Monter le premier long métrage d’Emmanuel Gras en tant que réalisateur avait été le parcours du combattant. Sélectionné à l’Acid en 2011, Bovines raflait tous les suffrages après avoir rendu perplexe de nombreux lecteurs. La mise en œuvre de Malaka a été toute aussi longue. Le projet est né dans l’esprit d’Emmanuel Gras alors que ce dernier travaillait comme chef opérateur pour des documentaires belges tourné au Congo. Il découvre alors le ballet incessant effectué par de jeunes hommes, convoyant à vélo, sur des routes particulièrement dangereuses, fréquentées essentiellement par des camions, le charbon de bois qu’ils fabriquent eux-mêmes en brousse pour le vendre en ville. Peu à peu, naît l’idée de tourner un film sur l’un d’entre eux, déterminé à construire une maison pour sa famille, en achetant peu à peu des matériaux grâce au produit de ses ventes. "C’est un vrai héros. Un documentaire qui ressemble à une fiction, dans le sens où il y a un personnage avec sa quête, des obstacles, une aventure. Et cet homme a une force et une noblesse impressionnante. Il ne se plaint jamais, ne baisse jamais les bras, est animé par une énergie phénoménale. Tout cela donne un sens profond au film. Mais ce n’est pas un docu-fiction", détaille Nicolas Anthomé qui a de nouveau produit Makala avec sa société bathysphere. Le film a été notamment soutenu par Cinémage et Ciné+, le CNC, les régions Auvergne Rhône-Alpes et Île-de-France, Les Films du Losange le prenant en distribution.

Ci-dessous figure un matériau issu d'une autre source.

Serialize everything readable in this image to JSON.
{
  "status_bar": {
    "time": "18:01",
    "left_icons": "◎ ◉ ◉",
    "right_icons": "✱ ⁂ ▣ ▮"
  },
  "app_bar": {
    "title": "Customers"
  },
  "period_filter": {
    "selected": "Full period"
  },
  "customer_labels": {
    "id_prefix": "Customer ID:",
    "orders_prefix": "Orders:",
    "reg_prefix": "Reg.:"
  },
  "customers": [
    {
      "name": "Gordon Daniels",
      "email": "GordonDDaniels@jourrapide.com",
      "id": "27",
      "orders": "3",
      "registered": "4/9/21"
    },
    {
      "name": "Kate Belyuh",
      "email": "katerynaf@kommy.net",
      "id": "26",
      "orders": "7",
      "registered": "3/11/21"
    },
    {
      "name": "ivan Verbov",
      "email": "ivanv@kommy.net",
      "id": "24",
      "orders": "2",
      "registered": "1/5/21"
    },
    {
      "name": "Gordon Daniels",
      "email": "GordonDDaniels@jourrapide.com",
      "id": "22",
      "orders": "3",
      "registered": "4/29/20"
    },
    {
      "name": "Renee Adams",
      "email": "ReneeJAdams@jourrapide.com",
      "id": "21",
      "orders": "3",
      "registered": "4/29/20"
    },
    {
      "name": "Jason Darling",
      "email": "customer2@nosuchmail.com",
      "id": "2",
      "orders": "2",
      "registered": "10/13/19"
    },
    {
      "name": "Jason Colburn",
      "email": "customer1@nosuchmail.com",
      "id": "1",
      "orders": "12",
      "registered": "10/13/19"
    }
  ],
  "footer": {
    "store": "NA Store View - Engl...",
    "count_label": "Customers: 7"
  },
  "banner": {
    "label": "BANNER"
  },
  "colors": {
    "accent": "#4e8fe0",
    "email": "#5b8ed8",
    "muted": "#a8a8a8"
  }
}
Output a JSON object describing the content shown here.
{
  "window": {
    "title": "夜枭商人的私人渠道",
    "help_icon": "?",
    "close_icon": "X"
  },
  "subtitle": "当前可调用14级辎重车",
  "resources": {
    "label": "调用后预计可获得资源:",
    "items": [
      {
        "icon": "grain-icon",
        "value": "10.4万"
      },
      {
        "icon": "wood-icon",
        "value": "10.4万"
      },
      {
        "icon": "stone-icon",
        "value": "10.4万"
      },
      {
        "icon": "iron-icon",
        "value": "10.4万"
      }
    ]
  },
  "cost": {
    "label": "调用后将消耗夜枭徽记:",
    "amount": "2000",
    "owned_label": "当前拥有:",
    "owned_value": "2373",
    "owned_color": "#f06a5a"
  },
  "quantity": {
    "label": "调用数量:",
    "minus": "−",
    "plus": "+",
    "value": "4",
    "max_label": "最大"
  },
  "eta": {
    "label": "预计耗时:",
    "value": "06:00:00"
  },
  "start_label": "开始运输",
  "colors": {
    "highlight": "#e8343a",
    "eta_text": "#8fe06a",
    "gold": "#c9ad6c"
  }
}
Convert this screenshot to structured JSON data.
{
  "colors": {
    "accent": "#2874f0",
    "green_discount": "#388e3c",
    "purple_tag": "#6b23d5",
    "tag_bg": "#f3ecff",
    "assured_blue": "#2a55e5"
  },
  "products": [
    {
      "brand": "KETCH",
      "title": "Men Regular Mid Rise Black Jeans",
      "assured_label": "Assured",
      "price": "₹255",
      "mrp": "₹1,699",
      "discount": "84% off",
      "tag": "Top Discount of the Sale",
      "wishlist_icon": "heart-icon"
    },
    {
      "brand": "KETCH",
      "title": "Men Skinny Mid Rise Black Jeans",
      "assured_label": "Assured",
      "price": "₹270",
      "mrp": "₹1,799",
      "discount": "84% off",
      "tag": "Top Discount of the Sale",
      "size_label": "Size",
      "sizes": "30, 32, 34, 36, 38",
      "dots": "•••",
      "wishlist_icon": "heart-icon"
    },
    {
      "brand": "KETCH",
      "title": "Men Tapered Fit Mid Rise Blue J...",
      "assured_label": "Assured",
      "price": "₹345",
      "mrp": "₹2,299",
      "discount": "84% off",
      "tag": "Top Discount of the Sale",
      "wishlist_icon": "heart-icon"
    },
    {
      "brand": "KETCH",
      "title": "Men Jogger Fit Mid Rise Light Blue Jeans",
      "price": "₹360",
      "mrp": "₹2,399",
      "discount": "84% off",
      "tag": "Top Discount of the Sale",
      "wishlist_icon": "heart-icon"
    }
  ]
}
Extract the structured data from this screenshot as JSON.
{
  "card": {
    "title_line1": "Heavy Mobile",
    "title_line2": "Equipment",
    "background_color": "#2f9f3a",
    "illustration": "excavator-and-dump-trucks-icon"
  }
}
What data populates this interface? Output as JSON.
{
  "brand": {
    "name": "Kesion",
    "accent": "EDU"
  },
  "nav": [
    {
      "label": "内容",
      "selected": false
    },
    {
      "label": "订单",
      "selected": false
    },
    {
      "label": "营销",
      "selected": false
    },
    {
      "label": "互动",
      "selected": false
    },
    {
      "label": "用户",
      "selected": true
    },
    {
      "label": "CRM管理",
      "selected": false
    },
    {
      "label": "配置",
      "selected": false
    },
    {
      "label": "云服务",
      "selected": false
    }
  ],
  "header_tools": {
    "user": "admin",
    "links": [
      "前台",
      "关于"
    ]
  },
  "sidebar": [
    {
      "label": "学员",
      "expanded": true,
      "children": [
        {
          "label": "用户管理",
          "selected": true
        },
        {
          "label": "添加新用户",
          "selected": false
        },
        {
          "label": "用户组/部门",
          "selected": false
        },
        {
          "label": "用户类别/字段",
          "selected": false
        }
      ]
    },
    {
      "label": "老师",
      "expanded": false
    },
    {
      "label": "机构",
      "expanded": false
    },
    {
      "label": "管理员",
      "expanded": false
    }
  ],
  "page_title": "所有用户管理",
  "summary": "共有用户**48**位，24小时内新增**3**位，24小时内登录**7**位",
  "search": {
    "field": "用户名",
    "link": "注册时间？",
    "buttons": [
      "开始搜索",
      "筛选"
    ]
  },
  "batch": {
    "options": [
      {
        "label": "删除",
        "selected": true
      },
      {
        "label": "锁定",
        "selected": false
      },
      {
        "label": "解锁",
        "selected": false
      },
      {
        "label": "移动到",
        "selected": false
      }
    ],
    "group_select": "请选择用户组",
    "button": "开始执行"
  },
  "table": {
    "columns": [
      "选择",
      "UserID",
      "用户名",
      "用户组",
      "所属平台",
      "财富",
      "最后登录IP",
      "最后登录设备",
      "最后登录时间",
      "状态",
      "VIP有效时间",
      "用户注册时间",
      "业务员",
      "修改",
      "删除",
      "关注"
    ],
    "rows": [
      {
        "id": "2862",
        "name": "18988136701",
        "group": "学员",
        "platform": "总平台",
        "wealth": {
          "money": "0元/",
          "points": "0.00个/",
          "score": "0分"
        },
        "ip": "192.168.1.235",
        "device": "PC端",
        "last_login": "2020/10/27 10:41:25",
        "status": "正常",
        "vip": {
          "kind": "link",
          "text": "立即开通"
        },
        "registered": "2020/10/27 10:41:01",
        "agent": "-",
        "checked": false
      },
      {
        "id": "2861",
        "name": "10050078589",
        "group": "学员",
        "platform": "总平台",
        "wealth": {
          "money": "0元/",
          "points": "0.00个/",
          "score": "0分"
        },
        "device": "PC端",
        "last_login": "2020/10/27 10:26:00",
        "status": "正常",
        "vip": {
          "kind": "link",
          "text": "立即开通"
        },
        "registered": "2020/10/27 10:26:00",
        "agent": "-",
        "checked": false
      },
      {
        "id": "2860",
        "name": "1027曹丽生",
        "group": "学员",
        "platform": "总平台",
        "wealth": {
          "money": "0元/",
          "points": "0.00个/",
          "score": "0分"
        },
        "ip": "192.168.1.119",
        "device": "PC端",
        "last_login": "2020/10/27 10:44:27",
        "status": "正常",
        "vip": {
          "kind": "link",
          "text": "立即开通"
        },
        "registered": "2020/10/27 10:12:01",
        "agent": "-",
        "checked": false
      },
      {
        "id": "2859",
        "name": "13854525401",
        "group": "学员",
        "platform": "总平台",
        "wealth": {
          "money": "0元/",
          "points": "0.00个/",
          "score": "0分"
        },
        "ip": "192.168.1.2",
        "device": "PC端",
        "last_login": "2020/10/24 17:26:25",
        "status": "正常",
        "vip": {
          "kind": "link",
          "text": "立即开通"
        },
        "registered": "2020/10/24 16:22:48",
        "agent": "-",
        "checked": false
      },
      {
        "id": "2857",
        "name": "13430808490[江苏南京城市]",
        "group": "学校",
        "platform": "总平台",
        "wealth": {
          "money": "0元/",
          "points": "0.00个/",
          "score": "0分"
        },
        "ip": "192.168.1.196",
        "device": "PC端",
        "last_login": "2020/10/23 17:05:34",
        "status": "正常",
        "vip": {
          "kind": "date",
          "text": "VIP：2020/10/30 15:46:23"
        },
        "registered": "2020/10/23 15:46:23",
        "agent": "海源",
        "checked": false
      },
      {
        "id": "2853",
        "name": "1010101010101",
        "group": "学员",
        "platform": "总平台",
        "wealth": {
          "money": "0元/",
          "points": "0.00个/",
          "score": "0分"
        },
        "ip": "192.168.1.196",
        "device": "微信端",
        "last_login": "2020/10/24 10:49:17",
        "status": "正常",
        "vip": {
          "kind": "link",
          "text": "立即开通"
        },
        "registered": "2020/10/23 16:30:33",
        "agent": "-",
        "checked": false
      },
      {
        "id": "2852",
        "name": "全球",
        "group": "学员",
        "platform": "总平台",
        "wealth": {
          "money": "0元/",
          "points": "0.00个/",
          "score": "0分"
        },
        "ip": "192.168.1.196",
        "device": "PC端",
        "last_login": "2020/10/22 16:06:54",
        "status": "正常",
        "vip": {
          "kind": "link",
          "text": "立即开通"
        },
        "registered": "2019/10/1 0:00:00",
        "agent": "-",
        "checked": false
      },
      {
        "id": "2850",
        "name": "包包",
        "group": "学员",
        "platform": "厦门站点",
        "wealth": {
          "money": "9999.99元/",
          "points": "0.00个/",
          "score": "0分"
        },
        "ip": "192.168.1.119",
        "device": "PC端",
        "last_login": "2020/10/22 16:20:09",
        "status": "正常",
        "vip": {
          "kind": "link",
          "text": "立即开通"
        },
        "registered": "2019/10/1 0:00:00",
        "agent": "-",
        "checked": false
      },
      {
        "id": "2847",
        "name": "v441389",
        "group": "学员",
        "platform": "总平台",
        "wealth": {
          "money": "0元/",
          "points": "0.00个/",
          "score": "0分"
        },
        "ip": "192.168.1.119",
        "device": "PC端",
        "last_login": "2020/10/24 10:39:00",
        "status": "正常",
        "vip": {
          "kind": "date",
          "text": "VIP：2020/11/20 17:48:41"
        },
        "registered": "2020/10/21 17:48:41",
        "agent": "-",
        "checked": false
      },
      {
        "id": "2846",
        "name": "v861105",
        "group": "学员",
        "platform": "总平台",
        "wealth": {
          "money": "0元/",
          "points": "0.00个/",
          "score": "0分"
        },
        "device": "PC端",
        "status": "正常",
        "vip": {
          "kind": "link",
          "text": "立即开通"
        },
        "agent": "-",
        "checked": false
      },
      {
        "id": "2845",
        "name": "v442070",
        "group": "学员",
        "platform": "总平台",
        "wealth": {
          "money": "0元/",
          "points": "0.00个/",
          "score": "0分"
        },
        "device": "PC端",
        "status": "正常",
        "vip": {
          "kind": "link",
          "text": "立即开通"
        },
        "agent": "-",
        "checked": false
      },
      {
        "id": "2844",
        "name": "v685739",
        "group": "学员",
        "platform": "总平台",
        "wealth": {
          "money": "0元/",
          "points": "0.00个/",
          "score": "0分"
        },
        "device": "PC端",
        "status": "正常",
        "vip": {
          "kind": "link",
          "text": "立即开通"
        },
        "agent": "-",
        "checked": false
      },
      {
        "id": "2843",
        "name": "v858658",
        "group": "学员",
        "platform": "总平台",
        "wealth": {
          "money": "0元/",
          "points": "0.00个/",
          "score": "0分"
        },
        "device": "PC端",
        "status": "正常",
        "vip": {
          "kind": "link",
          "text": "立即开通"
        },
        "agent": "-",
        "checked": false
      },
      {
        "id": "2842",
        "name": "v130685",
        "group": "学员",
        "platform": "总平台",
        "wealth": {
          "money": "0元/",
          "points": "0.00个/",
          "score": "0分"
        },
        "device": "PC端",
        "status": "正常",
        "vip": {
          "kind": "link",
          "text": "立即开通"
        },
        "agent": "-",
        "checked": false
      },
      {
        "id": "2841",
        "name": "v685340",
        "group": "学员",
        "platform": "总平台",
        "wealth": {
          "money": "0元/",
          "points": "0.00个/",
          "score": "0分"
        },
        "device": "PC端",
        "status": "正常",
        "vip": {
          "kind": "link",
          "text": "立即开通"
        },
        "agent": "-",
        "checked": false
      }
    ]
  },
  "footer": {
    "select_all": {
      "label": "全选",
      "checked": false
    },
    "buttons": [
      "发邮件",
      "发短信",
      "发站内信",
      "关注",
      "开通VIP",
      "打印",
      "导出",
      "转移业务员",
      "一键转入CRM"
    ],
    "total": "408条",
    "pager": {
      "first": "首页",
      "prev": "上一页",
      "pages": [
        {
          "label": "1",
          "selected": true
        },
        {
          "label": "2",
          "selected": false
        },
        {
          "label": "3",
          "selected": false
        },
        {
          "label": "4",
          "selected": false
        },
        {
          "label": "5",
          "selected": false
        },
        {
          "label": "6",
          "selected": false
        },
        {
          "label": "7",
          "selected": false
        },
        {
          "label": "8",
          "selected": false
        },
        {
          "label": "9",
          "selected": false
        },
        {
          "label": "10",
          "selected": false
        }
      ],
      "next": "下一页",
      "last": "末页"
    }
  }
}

S'il fallait encore une démonstration qu'un film documentaire peut s'avérer aussi beau, aussi captivant, aussi émouvant que le plus réussi des films de fiction, ce superbe Makala, justement récompensé au dernier Festival de Cannes par le Grand Prix de la Semaine de la critique, s'en charge haut la main. A partir d'un dispositif d'une lumineuse simplicité, Emmanuel Gras nous offre tout ce qu'on peut attendre d'une œuvre marquante : un personnage fort et bouleversant, une action palpitante, pleine de rebondissements, au fil de laquelle le spectateur tremble pour le devenir du héros, et des plans sublimes de beauté.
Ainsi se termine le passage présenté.